Di nuovo l’Alto Adige
La mia generazione ricorda bene le diatribe post-belliche sull’Alto Adige. Sembrava che la questione fosse stata regolata per sempre, e con saggezza, dagli accordi De Gasperi-Gruber del 1946, che riconoscevano la sovranità italiana ma attribuivano grande autonomia e diritti agli abitanti di lingua tedesca; ma l’accordo lasciava all’Austria una facoltà di controllo sull’attuazione dei nostri impegni e Vienna se ne servì per condurre per anni una politica di ingerenza e di protesta, giungendo fino a ricorrere contro di noi all’Assemblea Generale delle Nazioni Unite, che però le dette torto. Erano anni in cui un certo irredentismo ferveva in Alto Adige, con qualche attentato e un’atmosfera pesante per gli abitanti di lingua italiana (un terzo circa della popolazione). Poi, col passare dei decenni, le cose sono andate via via calmandosi. L’Alto Adige è diventato una delle zone più ricche (oltre che delle più civili e organizzate) del Paese e d’Europa, in gran parte grazie al turismo di origine italiana.
Ho passato molte estati in Val Gardena e non mi è parso mai di riscontrare animosità nei nostri confronti o divisioni di fondo tra gli abitanti. Ognuno parla la propria lingua, ma l’italiano è parlato da tutti ed ovunque, specie tra quelli legati al turismo o al commercio. Tutti gli impegni sul bilinguismo, la riserva di quote, l’autonomia amministrativa etc. sono stati adempiuti e la politica locale pare ben inserita in quella nazionale. Non per niente, al momento dei negoziati per l’entrata dell’Austria nell’Unione Europea (nel 1992) chiedemmo e ottenemmo da Vienna un “satisfecit” che permetteva di considerare la questione veramente chiusa.
A riaprirla è venuto ora il Governo di estrema destra del giovane Kurz, con un’iniziativa sconsiderata e inutile, quella di concedere la cittadinanza austriaca agli abitanti di lingua tedesca e ladina, che viene a turbare le acque e a ricreare artificialmente il problema, per il beneficio elettorale di un pugno di neo-nazisti.

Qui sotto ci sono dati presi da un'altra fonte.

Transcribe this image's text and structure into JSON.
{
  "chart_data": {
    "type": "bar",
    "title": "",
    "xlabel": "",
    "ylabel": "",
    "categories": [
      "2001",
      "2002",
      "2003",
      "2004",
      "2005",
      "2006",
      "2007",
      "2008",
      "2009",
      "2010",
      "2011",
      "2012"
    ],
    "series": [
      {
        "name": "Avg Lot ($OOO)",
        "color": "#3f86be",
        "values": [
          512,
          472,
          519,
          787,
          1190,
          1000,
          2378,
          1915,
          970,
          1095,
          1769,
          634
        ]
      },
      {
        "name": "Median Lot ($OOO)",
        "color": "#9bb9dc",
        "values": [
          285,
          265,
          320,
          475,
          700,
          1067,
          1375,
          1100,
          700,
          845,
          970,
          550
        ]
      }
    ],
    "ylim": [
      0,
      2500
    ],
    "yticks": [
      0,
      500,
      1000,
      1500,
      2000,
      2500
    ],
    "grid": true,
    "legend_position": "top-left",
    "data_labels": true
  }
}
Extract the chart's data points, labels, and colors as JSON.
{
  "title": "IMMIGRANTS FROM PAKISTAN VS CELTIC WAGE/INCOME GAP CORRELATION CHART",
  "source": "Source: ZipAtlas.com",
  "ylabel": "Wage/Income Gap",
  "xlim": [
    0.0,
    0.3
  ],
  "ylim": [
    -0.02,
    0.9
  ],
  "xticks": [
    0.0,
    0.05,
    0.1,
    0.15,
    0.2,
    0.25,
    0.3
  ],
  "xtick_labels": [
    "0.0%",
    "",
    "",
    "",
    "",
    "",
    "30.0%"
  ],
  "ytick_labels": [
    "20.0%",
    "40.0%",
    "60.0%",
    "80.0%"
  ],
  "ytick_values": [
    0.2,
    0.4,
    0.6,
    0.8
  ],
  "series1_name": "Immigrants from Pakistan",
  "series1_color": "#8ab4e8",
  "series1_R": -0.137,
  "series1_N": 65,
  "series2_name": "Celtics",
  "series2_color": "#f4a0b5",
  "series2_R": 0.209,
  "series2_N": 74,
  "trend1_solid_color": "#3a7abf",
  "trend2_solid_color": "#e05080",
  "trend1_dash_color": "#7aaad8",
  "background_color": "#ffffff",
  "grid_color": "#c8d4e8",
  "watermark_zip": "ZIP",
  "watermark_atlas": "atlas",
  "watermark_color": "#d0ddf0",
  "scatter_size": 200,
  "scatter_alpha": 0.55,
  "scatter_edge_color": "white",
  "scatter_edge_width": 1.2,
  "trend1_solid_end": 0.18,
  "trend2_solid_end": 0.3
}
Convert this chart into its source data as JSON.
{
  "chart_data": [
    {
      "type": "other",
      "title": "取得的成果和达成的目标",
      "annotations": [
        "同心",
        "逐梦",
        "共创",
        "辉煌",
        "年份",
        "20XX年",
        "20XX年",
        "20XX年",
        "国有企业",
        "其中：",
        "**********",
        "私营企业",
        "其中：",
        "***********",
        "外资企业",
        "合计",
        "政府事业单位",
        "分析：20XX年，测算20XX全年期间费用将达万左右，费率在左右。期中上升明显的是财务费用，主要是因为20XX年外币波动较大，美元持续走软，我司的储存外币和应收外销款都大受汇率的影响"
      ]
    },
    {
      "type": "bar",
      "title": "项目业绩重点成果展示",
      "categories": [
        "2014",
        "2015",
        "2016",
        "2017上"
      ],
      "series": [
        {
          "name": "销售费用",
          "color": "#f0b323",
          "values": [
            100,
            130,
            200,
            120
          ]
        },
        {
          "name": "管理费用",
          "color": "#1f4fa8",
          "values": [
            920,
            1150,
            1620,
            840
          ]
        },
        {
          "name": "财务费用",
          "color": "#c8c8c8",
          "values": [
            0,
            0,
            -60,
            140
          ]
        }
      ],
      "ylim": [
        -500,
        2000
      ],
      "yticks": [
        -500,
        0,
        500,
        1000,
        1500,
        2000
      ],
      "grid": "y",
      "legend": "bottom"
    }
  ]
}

La Farnesina ha reagito con insolita ma benvenuta durezza a questa provocazione. È difficile tuttavia immaginare come si potrà fermare le intenzioni austriache (che dopotutto, formalmente, riguardano un fatto di sovranità interna) se non, forse, con contromisure (ad esempio privare della cittadinanza italiana quelli che ottenessero quella austriaca) che sarebbero odiose e poco sostenibili: oltretutto, noi stessi riconosciamo la cittadinanza italiana ai nostri compatrioti che risiedono all’estero e hanno la cittadinanza di altri Paesi. Forse si può trovare una soluzione negoziata che limiti la portata eversiva dell’iniziativa viennese. Ma pare difficile nel clima attuale, specialmente se continuiamo a offendere e alienare quelli che sono i nostri amici e alleati naturali e in un caso del genere, come la Cancelliera Merkel, possono svolgere azione calmante (ma perché dovrebbero fare un favore a Salvini o alla Meloni?). Su questi punti, sarebbe comunque grato sentire la voce del Capo dello Stato e magari del flebile Capo del Governo..
Ma tutto questo è la puntuale dimostrazione di qualcosa che ho scritto più volte: le alleanze tra nazionalismi sono false e precarie, nella loro stessa natura i nazionalismi sono destinati a mettersi in conflitto tra loro. Già sta avvenendo e avverrà ancora di più e a lungo se non riflettiamo alla realtà e non scegliamo di ritornare finalmente alla strada del buon senso e delle alleanze naturali.
Nel 1992, da Direttore Generale degli Affari Economici della Farnesina, partecipai attivamente ai negoziati per l’ingresso dell’Austria nell’UE (e per questo ricevetti persino un’alta decorazione austriaca). Non me ne pento. A quell’epoca sembrava la cosa giusta da fare e nulla faceva presagire che ci saremmo trovati in un’atmosfera di intolleranza e nazionalismi in conflitto, che augura molto male per il futuro europeo e nostro, se nessuno cambia corso. Tutt’al più, se le cose si avvelenano, posso sempre restituire la decorazione, ma dubito che questo impressioni molto il giovane Kurz.